There's nothing more discouraging than believing you have to give up pleasure in your workout routines to get fitter. Fortunately, it isn’t true.
Plus, that approach doesn't work anyway. Instead of pursuing grim, boring self-denial, adopt more enjoyable strategies:
Perform the real activity in your cardio workout routines rather than the gym imitation
Whenever possible, ride your bike outdoors or climb a steep trail instead of using a stationary bike or stairclimber. It's the best way to become more agile, graceful and sure-footed and less injury-prone. You can also play your way to a better body. Race the dog or jump rope and you might rediscover the child in you while making physical activity fun again.
Freshen up your treadmill session in your cardio workout
Intervals are one way to make time fly and burn more calories, but another option is to turn your cardio workout routines into a game. Place a set of dumbbells or a resistance tube next to the treadmill before you begin. Grab some dice and pause the treadmill every 3 minutes to hop off and roll. Double the number you throw and do that many reps of each of the following moves (so if you throw an 8, you'd do 16 reps): push-ups, side lunges, and bicycle crunches. Get on the treadmill for 3 minutes and then pause it again, roll the dice and do jump squats, triceps dips and rows.
[header = Workout tips for adding fun to your weight lifting routines and much more.]
Check out three more workout tips that will put excitement and pleasure back into your workout routines.
Jazz up your weight lifting routine
Dumbbells and weight machines aren't the only tools that provide resistance, so broaden your horizons in your weight lifting routine. In fact, you can broaden them all the way out of the gym:
- Just find a flight of stairs and let gravity turn your body into a workout tool to be reckoned with.
- Climbing a steep incline at a fast pace can provide the same amount of resistance you'd get from doing leg moves in the weight room.
- Find a staircase with at least three flights.
- Then tie a resistance band around your waist and run up and down for 2 minutes.
- Next, do 10 reps each of incline pushups (with your feet on the floor and your hand on a step) and bent-over rows with the resistance band.

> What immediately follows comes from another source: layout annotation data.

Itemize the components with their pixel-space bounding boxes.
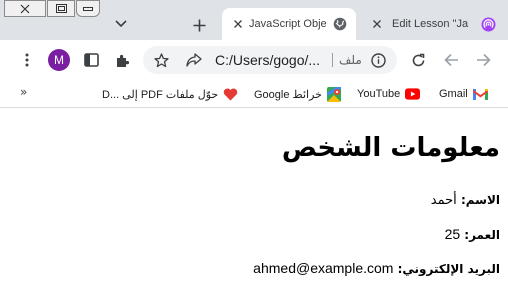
page-content: معلومات الشخص الاسم: أحمد العمر: 25 البر… [0, 109, 508, 289]
field-name: الاسم: أحمد [431, 193, 500, 208]
youtube-icon [405, 87, 421, 102]
tab-search-button[interactable] [112, 15, 130, 33]
new-tab-button[interactable] [189, 15, 209, 35]
tab-javascript-object[interactable]: JavaScript Obje [222, 8, 356, 40]
field-age: العمر: 25 [445, 226, 500, 243]
bookmark-youtube[interactable]: YouTube [357, 86, 421, 102]
bookmark-label: حوّل ملفات PDF إلى ...D [102, 88, 219, 101]
file-scheme-label: ملف [339, 53, 362, 67]
back-button[interactable] [441, 50, 461, 70]
omnibox[interactable]: C:/Users/gogo/... ملف [143, 46, 397, 74]
tab-edit-lesson[interactable]: Edit Lesson "Ja [361, 8, 508, 40]
info-icon [370, 52, 386, 68]
heart-icon [223, 87, 238, 102]
address-bar-url[interactable]: C:/Users/gogo/... [215, 52, 320, 68]
field-label: البريد الإلكتروني: [397, 262, 500, 276]
maps-icon [327, 86, 342, 102]
arrow-right-icon [476, 53, 491, 67]
bookmark-star-button[interactable] [151, 50, 171, 70]
bookmark-label: Gmail [439, 88, 468, 100]
forward-button[interactable] [473, 50, 493, 70]
close-window-button[interactable] [4, 0, 46, 17]
bookmark-label: خرائط Google [254, 88, 322, 101]
field-label: العمر: [464, 228, 500, 242]
field-value: أحمد [430, 193, 457, 208]
kebab-menu-icon [25, 53, 29, 67]
more-bookmarks-chevron-icon[interactable]: » [20, 85, 27, 99]
tab-label: JavaScript Obje [249, 18, 327, 30]
restore-icon [55, 4, 67, 13]
tab-label: Edit Lesson "Ja [392, 18, 469, 30]
close-icon [373, 20, 381, 28]
field-value: ahmed@example.com [253, 260, 394, 276]
profile-avatar[interactable]: M [48, 49, 70, 71]
minimize-window-button[interactable] [76, 0, 100, 17]
site-info-button[interactable] [368, 50, 388, 70]
side-panel-button[interactable] [81, 50, 101, 70]
bookmark-pdf-convert[interactable]: حوّل ملفات PDF إلى ...D [102, 86, 238, 102]
field-email: البريد الإلكتروني: ahmed@example.com [253, 260, 500, 277]
avatar-letter: M [54, 53, 64, 67]
chevron-down-icon [115, 20, 127, 28]
tab-close-button[interactable] [370, 17, 384, 31]
podcast-icon [480, 16, 496, 32]
share-button[interactable] [184, 50, 204, 70]
bookmark-gmail[interactable]: Gmail [439, 86, 488, 102]
field-value: 25 [444, 226, 461, 242]
bookmark-google-maps[interactable]: خرائط Google [254, 86, 342, 102]
reload-button[interactable] [408, 50, 428, 70]
bookmark-label: YouTube [357, 88, 401, 100]
close-icon [20, 4, 30, 13]
menu-kebab-button[interactable] [17, 50, 37, 70]
close-icon [234, 20, 242, 28]
reload-icon [412, 53, 424, 66]
side-panel-icon [83, 53, 99, 67]
tab-close-button[interactable] [231, 17, 245, 31]
extensions-button[interactable] [112, 50, 132, 70]
arrow-left-icon [443, 53, 458, 67]
page-title: معلومات الشخص [281, 133, 500, 163]
field-label: الاسم: [460, 193, 500, 207]
restore-window-button[interactable] [47, 0, 75, 17]
plus-icon [193, 19, 205, 31]
star-icon [153, 52, 169, 67]
puzzle-icon [116, 54, 129, 67]
browser-toolbar: M C:/Users/gogo/... ملف [0, 40, 508, 80]
minimize-icon [83, 6, 93, 11]
share-icon [186, 53, 202, 67]
tab-strip: JavaScript Obje Edit Lesson "Ja [0, 0, 508, 40]
globe-icon [332, 16, 348, 32]
gmail-icon [472, 87, 488, 102]
omnibox-divider [332, 53, 333, 67]
bookmarks-bar: » حوّل ملفات PDF إلى ...D خرائط Google Y… [0, 80, 508, 108]
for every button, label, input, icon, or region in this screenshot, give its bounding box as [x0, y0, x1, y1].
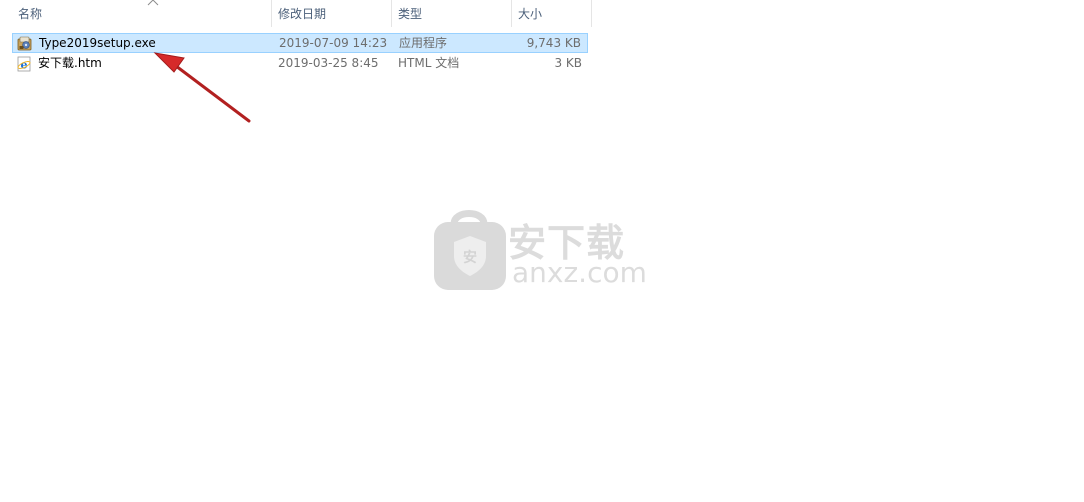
column-header-size-label: 大小: [518, 7, 543, 21]
anxz-watermark: 安 安下载 anxz.com: [432, 206, 662, 296]
watermark-domain-text: anxz.com: [512, 256, 647, 289]
shield-bag-icon: 安: [434, 210, 506, 290]
file-type: 应用程序: [399, 36, 448, 50]
watermark-shield-char: 安: [463, 249, 477, 266]
column-header-bar: 名称 修改日期 类型 大小: [0, 0, 592, 27]
column-header-date[interactable]: 修改日期: [272, 0, 392, 27]
column-header-type-label: 类型: [398, 7, 423, 21]
column-header-name-label: 名称: [18, 7, 43, 21]
file-date: 2019-03-25 8:45: [278, 56, 379, 70]
file-row-selected[interactable]: Type2019setup.exe 2019-07-09 14:23 应用程序 …: [12, 33, 588, 53]
svg-text:e: e: [21, 59, 28, 72]
sort-ascending-icon: [147, 0, 159, 6]
file-row[interactable]: e 安下载.htm 2019-03-25 8:45 HTML 文档 3 KB: [12, 54, 588, 74]
column-header-date-label: 修改日期: [278, 7, 327, 21]
ie-html-icon: e: [17, 56, 31, 72]
file-name: 安下载.htm: [38, 56, 102, 70]
file-date: 2019-07-09 14:23: [279, 36, 388, 50]
installer-icon: [17, 36, 32, 51]
column-header-size[interactable]: 大小: [512, 0, 592, 27]
file-size: 9,743 KB: [526, 36, 581, 50]
file-explorer-view: 名称 修改日期 类型 大小 Type2019setup.exe 2019-07-…: [0, 0, 1084, 502]
column-header-type[interactable]: 类型: [392, 0, 512, 27]
file-name: Type2019setup.exe: [39, 36, 156, 50]
file-size: 3 KB: [554, 56, 582, 70]
file-type: HTML 文档: [398, 56, 460, 70]
column-header-name[interactable]: 名称: [12, 0, 272, 27]
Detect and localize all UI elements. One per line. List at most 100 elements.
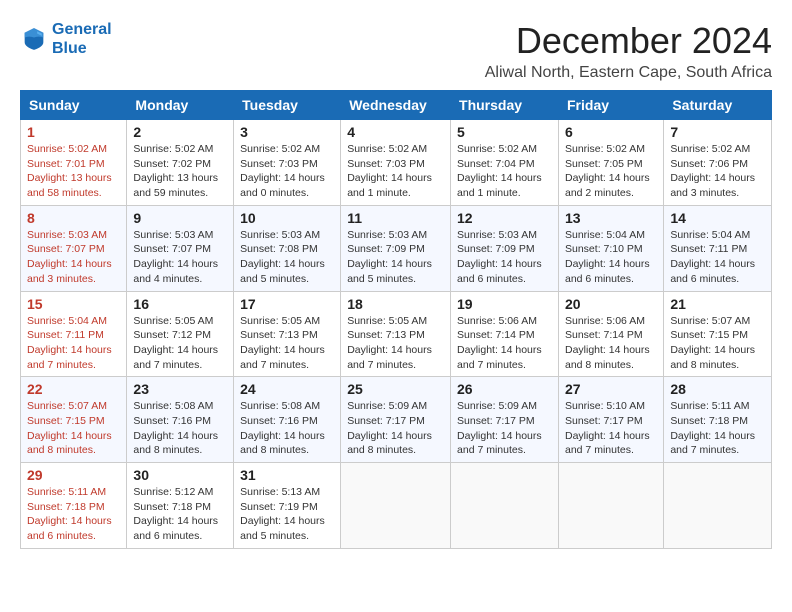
calendar-cell <box>664 463 772 549</box>
day-content: Sunrise: 5:08 AM Sunset: 7:16 PM Dayligh… <box>240 399 334 458</box>
day-number: 19 <box>457 296 552 312</box>
calendar-cell: 2Sunrise: 5:02 AM Sunset: 7:02 PM Daylig… <box>127 120 234 206</box>
day-content: Sunrise: 5:08 AM Sunset: 7:16 PM Dayligh… <box>133 399 227 458</box>
day-content: Sunrise: 5:10 AM Sunset: 7:17 PM Dayligh… <box>565 399 657 458</box>
logo-icon <box>20 25 48 53</box>
calendar-cell: 9 Sunrise: 5:03 AM Sunset: 7:07 PM Daylig… <box>127 205 234 291</box>
header-thursday: Thursday <box>451 91 559 120</box>
day-content: Sunrise: 5:09 AM Sunset: 7:17 PM Dayligh… <box>347 399 444 458</box>
calendar-cell: 27 Sunrise: 5:10 AM Sunset: 7:17 PM Dayli… <box>559 377 664 463</box>
day-content: Sunrise: 5:02 AM Sunset: 7:06 PM Dayligh… <box>670 142 765 201</box>
header-tuesday: Tuesday <box>234 91 341 120</box>
calendar-cell: 29Sunrise: 5:11 AM Sunset: 7:18 PM Dayli… <box>21 463 127 549</box>
day-content: Sunrise: 5:02 AM Sunset: 7:01 PM Dayligh… <box>27 142 120 201</box>
calendar-cell: 6 Sunrise: 5:02 AM Sunset: 7:05 PM Daylig… <box>559 120 664 206</box>
calendar-cell: 12Sunrise: 5:03 AM Sunset: 7:09 PM Dayli… <box>451 205 559 291</box>
day-number: 23 <box>133 381 227 397</box>
day-number: 30 <box>133 467 227 483</box>
header-saturday: Saturday <box>664 91 772 120</box>
day-number: 27 <box>565 381 657 397</box>
logo-text: General Blue <box>52 20 112 58</box>
calendar-cell: 15 Sunrise: 5:04 AM Sunset: 7:11 PM Dayli… <box>21 291 127 377</box>
day-content: Sunrise: 5:06 AM Sunset: 7:14 PM Dayligh… <box>565 314 657 373</box>
calendar-cell: 30Sunrise: 5:12 AM Sunset: 7:18 PM Dayli… <box>127 463 234 549</box>
calendar-cell: 18Sunrise: 5:05 AM Sunset: 7:13 PM Dayli… <box>341 291 451 377</box>
day-content: Sunrise: 5:05 AM Sunset: 7:12 PM Dayligh… <box>133 314 227 373</box>
title-block: December 2024 Aliwal North, Eastern Cape… <box>485 20 772 82</box>
header-friday: Friday <box>559 91 664 120</box>
week-row-3: 15 Sunrise: 5:04 AM Sunset: 7:11 PM Dayli… <box>21 291 772 377</box>
calendar-cell: 11 Sunrise: 5:03 AM Sunset: 7:09 PM Dayli… <box>341 205 451 291</box>
day-number: 22 <box>27 381 120 397</box>
header-wednesday: Wednesday <box>341 91 451 120</box>
day-number: 10 <box>240 210 334 226</box>
week-row-1: 1 Sunrise: 5:02 AM Sunset: 7:01 PM Daylig… <box>21 120 772 206</box>
day-content: Sunrise: 5:11 AM Sunset: 7:18 PM Dayligh… <box>670 399 765 458</box>
day-number: 31 <box>240 467 334 483</box>
day-content: Sunrise: 5:02 AM Sunset: 7:03 PM Dayligh… <box>240 142 334 201</box>
calendar-cell: 16Sunrise: 5:05 AM Sunset: 7:12 PM Dayli… <box>127 291 234 377</box>
day-content: Sunrise: 5:04 AM Sunset: 7:11 PM Dayligh… <box>27 314 120 373</box>
day-content: Sunrise: 5:06 AM Sunset: 7:14 PM Dayligh… <box>457 314 552 373</box>
week-row-2: 8 Sunrise: 5:03 AM Sunset: 7:07 PM Daylig… <box>21 205 772 291</box>
day-content: Sunrise: 5:03 AM Sunset: 7:07 PM Dayligh… <box>133 228 227 287</box>
calendar-cell: 7 Sunrise: 5:02 AM Sunset: 7:06 PM Daylig… <box>664 120 772 206</box>
month-title: December 2024 <box>485 20 772 62</box>
header-row: SundayMondayTuesdayWednesdayThursdayFrid… <box>21 91 772 120</box>
calendar-cell: 1 Sunrise: 5:02 AM Sunset: 7:01 PM Daylig… <box>21 120 127 206</box>
logo-line1: General <box>52 21 112 38</box>
logo-line2: Blue <box>52 40 87 57</box>
day-content: Sunrise: 5:13 AM Sunset: 7:19 PM Dayligh… <box>240 485 334 544</box>
day-number: 21 <box>670 296 765 312</box>
day-content: Sunrise: 5:03 AM Sunset: 7:08 PM Dayligh… <box>240 228 334 287</box>
calendar-cell <box>451 463 559 549</box>
day-content: Sunrise: 5:04 AM Sunset: 7:11 PM Dayligh… <box>670 228 765 287</box>
day-number: 5 <box>457 124 552 140</box>
calendar-cell: 22 Sunrise: 5:07 AM Sunset: 7:15 PM Dayli… <box>21 377 127 463</box>
calendar-cell: 31 Sunrise: 5:13 AM Sunset: 7:19 PM Dayli… <box>234 463 341 549</box>
calendar-cell: 20 Sunrise: 5:06 AM Sunset: 7:14 PM Dayli… <box>559 291 664 377</box>
calendar-cell: 13 Sunrise: 5:04 AM Sunset: 7:10 PM Dayli… <box>559 205 664 291</box>
logo: General Blue <box>20 20 112 58</box>
page-header: General Blue December 2024 Aliwal North,… <box>20 20 772 82</box>
calendar-cell: 4Sunrise: 5:02 AM Sunset: 7:03 PM Daylig… <box>341 120 451 206</box>
day-number: 6 <box>565 124 657 140</box>
day-number: 17 <box>240 296 334 312</box>
day-number: 8 <box>27 210 120 226</box>
day-number: 9 <box>133 210 227 226</box>
day-number: 7 <box>670 124 765 140</box>
day-number: 28 <box>670 381 765 397</box>
calendar-cell: 19 Sunrise: 5:06 AM Sunset: 7:14 PM Dayli… <box>451 291 559 377</box>
day-content: Sunrise: 5:04 AM Sunset: 7:10 PM Dayligh… <box>565 228 657 287</box>
day-number: 25 <box>347 381 444 397</box>
calendar-cell: 26Sunrise: 5:09 AM Sunset: 7:17 PM Dayli… <box>451 377 559 463</box>
day-content: Sunrise: 5:02 AM Sunset: 7:05 PM Dayligh… <box>565 142 657 201</box>
day-content: Sunrise: 5:05 AM Sunset: 7:13 PM Dayligh… <box>347 314 444 373</box>
day-content: Sunrise: 5:02 AM Sunset: 7:02 PM Dayligh… <box>133 142 227 201</box>
day-number: 11 <box>347 210 444 226</box>
day-number: 13 <box>565 210 657 226</box>
calendar-cell: 23 Sunrise: 5:08 AM Sunset: 7:16 PM Dayli… <box>127 377 234 463</box>
day-content: Sunrise: 5:09 AM Sunset: 7:17 PM Dayligh… <box>457 399 552 458</box>
day-content: Sunrise: 5:03 AM Sunset: 7:09 PM Dayligh… <box>347 228 444 287</box>
calendar-cell: 8 Sunrise: 5:03 AM Sunset: 7:07 PM Daylig… <box>21 205 127 291</box>
day-number: 14 <box>670 210 765 226</box>
day-content: Sunrise: 5:05 AM Sunset: 7:13 PM Dayligh… <box>240 314 334 373</box>
calendar-cell <box>559 463 664 549</box>
calendar-cell: 21 Sunrise: 5:07 AM Sunset: 7:15 PM Dayli… <box>664 291 772 377</box>
day-number: 20 <box>565 296 657 312</box>
day-content: Sunrise: 5:07 AM Sunset: 7:15 PM Dayligh… <box>670 314 765 373</box>
day-number: 29 <box>27 467 120 483</box>
day-number: 4 <box>347 124 444 140</box>
day-number: 1 <box>27 124 120 140</box>
day-content: Sunrise: 5:07 AM Sunset: 7:15 PM Dayligh… <box>27 399 120 458</box>
day-number: 15 <box>27 296 120 312</box>
calendar-cell: 25 Sunrise: 5:09 AM Sunset: 7:17 PM Dayli… <box>341 377 451 463</box>
day-number: 3 <box>240 124 334 140</box>
header-monday: Monday <box>127 91 234 120</box>
calendar-cell <box>341 463 451 549</box>
calendar-cell: 17 Sunrise: 5:05 AM Sunset: 7:13 PM Dayli… <box>234 291 341 377</box>
week-row-4: 22 Sunrise: 5:07 AM Sunset: 7:15 PM Dayli… <box>21 377 772 463</box>
day-content: Sunrise: 5:03 AM Sunset: 7:07 PM Dayligh… <box>27 228 120 287</box>
location-title: Aliwal North, Eastern Cape, South Africa <box>485 64 772 82</box>
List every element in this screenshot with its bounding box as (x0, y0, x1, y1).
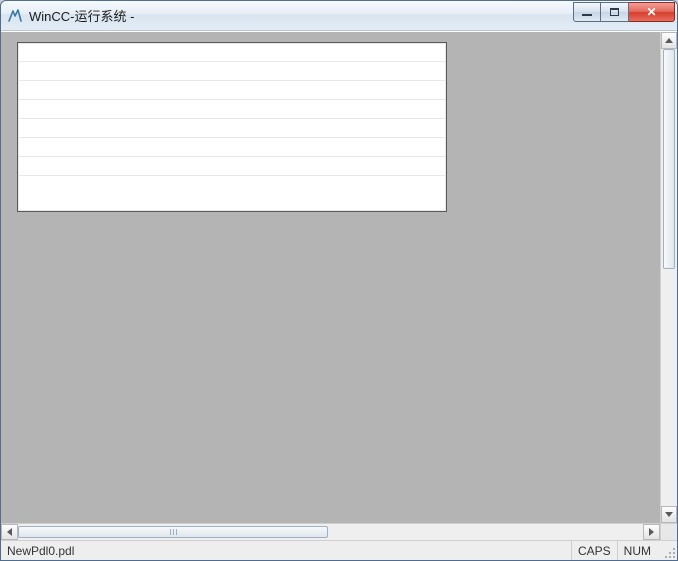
status-filename: NewPdl0.pdl (1, 541, 80, 560)
window-title: WinCC-运行系统 - (29, 6, 134, 25)
title-bar[interactable]: WinCC-运行系统 - ✕ (1, 1, 677, 31)
vertical-scroll-thumb[interactable] (663, 49, 675, 269)
chevron-right-icon (649, 528, 654, 536)
list-row[interactable] (18, 81, 446, 100)
list-row[interactable] (18, 100, 446, 119)
list-panel[interactable] (17, 42, 447, 212)
scrollbar-corner (660, 524, 677, 540)
minimize-icon (582, 14, 592, 16)
chevron-left-icon (7, 528, 12, 536)
chevron-down-icon (665, 512, 673, 517)
horizontal-scroll-track[interactable] (18, 524, 643, 540)
thumb-grip-icon (168, 529, 178, 535)
scroll-left-button[interactable] (1, 524, 18, 540)
close-button[interactable]: ✕ (629, 2, 675, 22)
list-row[interactable] (18, 157, 446, 176)
vertical-scroll-track[interactable] (661, 49, 677, 506)
list-row[interactable] (18, 138, 446, 157)
wincc-app-icon (7, 8, 23, 24)
size-grip-icon (662, 545, 676, 559)
close-icon: ✕ (646, 6, 656, 18)
status-num: NUM (618, 541, 657, 560)
minimize-button[interactable] (573, 2, 601, 22)
scroll-right-button[interactable] (643, 524, 660, 540)
scroll-up-button[interactable] (661, 32, 677, 49)
chevron-up-icon (665, 38, 673, 43)
window-controls: ✕ (573, 2, 675, 22)
list-row[interactable] (18, 119, 446, 138)
list-row[interactable] (18, 62, 446, 81)
maximize-button[interactable] (601, 2, 629, 22)
vertical-scrollbar[interactable] (660, 32, 677, 523)
app-window: WinCC-运行系统 - ✕ (0, 0, 678, 561)
list-row[interactable] (18, 43, 446, 62)
size-grip[interactable] (659, 541, 677, 560)
canvas-area[interactable] (1, 32, 660, 523)
horizontal-scroll-thumb[interactable] (18, 526, 328, 538)
status-bar: NewPdl0.pdl CAPS NUM (1, 540, 677, 560)
client-area: NewPdl0.pdl CAPS NUM (1, 31, 677, 560)
status-caps: CAPS (572, 541, 617, 560)
list-row[interactable] (18, 176, 446, 195)
viewport-row (1, 32, 677, 523)
horizontal-scrollbar[interactable] (1, 523, 677, 540)
scroll-down-button[interactable] (661, 506, 677, 523)
maximize-icon (610, 8, 619, 16)
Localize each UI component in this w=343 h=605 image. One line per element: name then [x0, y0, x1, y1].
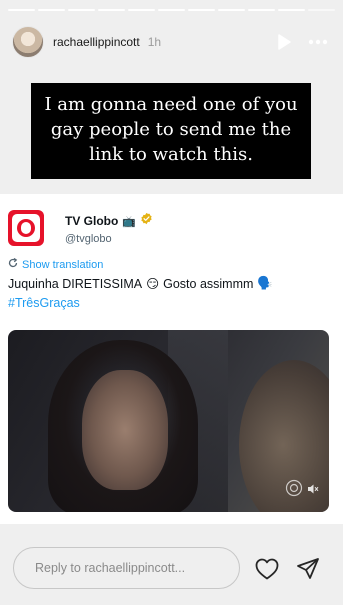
more-icon[interactable]	[305, 29, 331, 55]
smirk-emoji: 😏	[146, 277, 160, 291]
tweet-text-part-2: Gosto assimmm	[163, 276, 254, 291]
tweet-handle[interactable]: @tvglobo	[65, 233, 153, 245]
speaking-head-emoji: 🗣️	[257, 276, 273, 290]
progress-segment	[128, 9, 155, 11]
progress-segment	[218, 9, 245, 11]
tweet-header: TV Globo 📺 @tvglobo	[8, 210, 153, 246]
verified-badge-icon	[140, 212, 153, 230]
progress-segment	[158, 9, 185, 11]
tweet-video[interactable]	[8, 330, 329, 512]
translate-label: Show translation	[22, 258, 104, 271]
play-icon[interactable]	[271, 29, 297, 55]
tv-emoji-icon: 📺	[122, 215, 137, 228]
globo-watermark-icon	[285, 479, 303, 502]
tv-globo-logo-icon[interactable]	[8, 210, 44, 246]
heart-icon[interactable]	[254, 556, 280, 582]
progress-segment	[248, 9, 275, 11]
show-translation-link[interactable]: Show translation	[8, 257, 104, 271]
tweet-text-part-1: Juquinha DIRETISSIMA	[8, 276, 143, 291]
tweet-text: Juquinha DIRETISSIMA 😏 Gosto assimmm 🗣️	[8, 276, 273, 291]
progress-segment	[188, 9, 215, 11]
story-viewer[interactable]: rachaellippincott 1h I am gonna need one…	[0, 0, 343, 605]
username[interactable]: rachaellippincott	[53, 35, 140, 49]
progress-segment	[68, 9, 95, 11]
send-icon[interactable]	[295, 556, 321, 582]
avatar[interactable]	[12, 26, 44, 58]
progress-segment	[38, 9, 65, 11]
progress-segment	[278, 9, 305, 11]
progress-segment-current	[308, 9, 335, 11]
embedded-tweet[interactable]: TV Globo 📺 @tvglobo Show translation Juq…	[0, 194, 343, 524]
tweet-hashtag[interactable]: #TrêsGraças	[8, 296, 80, 310]
story-progress-bar	[8, 9, 335, 12]
volume-mute-icon[interactable]	[307, 482, 319, 500]
story-header: rachaellippincott 1h	[12, 24, 331, 60]
story-caption: I am gonna need one of you gay people to…	[31, 83, 311, 179]
progress-segment	[8, 9, 35, 11]
post-time: 1h	[147, 35, 162, 49]
progress-segment	[98, 9, 125, 11]
reply-input[interactable]: Reply to rachaellippincott...	[13, 547, 240, 589]
tweet-author-name[interactable]: TV Globo	[65, 214, 118, 228]
translate-icon	[8, 257, 18, 271]
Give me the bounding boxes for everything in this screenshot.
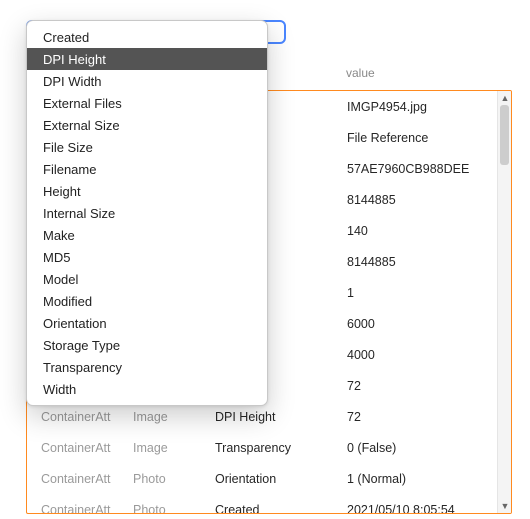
cell-value: 140 — [347, 224, 493, 238]
attribute-dropdown-menu[interactable]: CreatedDPI HeightDPI WidthExternal Files… — [26, 20, 268, 406]
cell-value: 1 (Normal) — [347, 472, 493, 486]
cell-value: 1 — [347, 286, 493, 300]
menu-item-internal-size[interactable]: Internal Size — [27, 202, 267, 224]
cell-attribute: Created — [215, 503, 347, 514]
scrollbar-thumb[interactable] — [500, 105, 509, 165]
menu-item-width[interactable]: Width — [27, 378, 267, 400]
menu-item-dpi-height[interactable]: DPI Height — [27, 48, 267, 70]
menu-item-external-files[interactable]: External Files — [27, 92, 267, 114]
menu-item-model[interactable]: Model — [27, 268, 267, 290]
cell-category: Image — [133, 441, 215, 455]
table-row[interactable]: ContainerAttPhotoOrientation1 (Normal) — [27, 463, 497, 494]
cell-value: 72 — [347, 379, 493, 393]
cell-value: 6000 — [347, 317, 493, 331]
cell-value: File Reference — [347, 131, 493, 145]
cell-function: ContainerAtt — [31, 441, 133, 455]
cell-value: 4000 — [347, 348, 493, 362]
cell-value: IMGP4954.jpg — [347, 100, 493, 114]
cell-value: 72 — [347, 410, 493, 424]
scroll-down-icon[interactable]: ▼ — [498, 499, 512, 513]
cell-attribute: Orientation — [215, 472, 347, 486]
cell-category: Photo — [133, 472, 215, 486]
cell-value: 57AE7960CB988DEE — [347, 162, 493, 176]
cell-attribute: Transparency — [215, 441, 347, 455]
menu-item-external-size[interactable]: External Size — [27, 114, 267, 136]
menu-item-modified[interactable]: Modified — [27, 290, 267, 312]
menu-item-storage-type[interactable]: Storage Type — [27, 334, 267, 356]
menu-item-height[interactable]: Height — [27, 180, 267, 202]
cell-category: Image — [133, 410, 215, 424]
menu-item-filename[interactable]: Filename — [27, 158, 267, 180]
menu-item-created[interactable]: Created — [27, 26, 267, 48]
cell-value: 2021/05/10 8:05:54 — [347, 503, 493, 514]
cell-value: 0 (False) — [347, 441, 493, 455]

Be your own best motivator during your fitness workouts
Working with a trainer is like having a personal cheerleader. To become your own coach, start by doing a little homework. Make a motivational collage from magazine clippings and photos. Whether it's an energizing slogan or a picture of a gorgeous beach getaway, choose images that make you want to exercise and be healthy.
To stay motivated during your workout routines, visualize finishing the set and talk yourself through the tough spots. When you see how you can succeed and reinforce it with words, you'll find you're able to push yourself like a trainer would. Don't forget to give yourself kudos for a job well done.
This may be the most important of all of our workout tips: Be realistic and patient
Your ideal weight is your weight after six months to one year of eating as well and exercising as much as you reasonably can. It doesn't mean being model-thin. If you change your habits gradually, your body, given time, will also change. The direction in which you move is more important than the size of the step. But whatever you do, keep at it.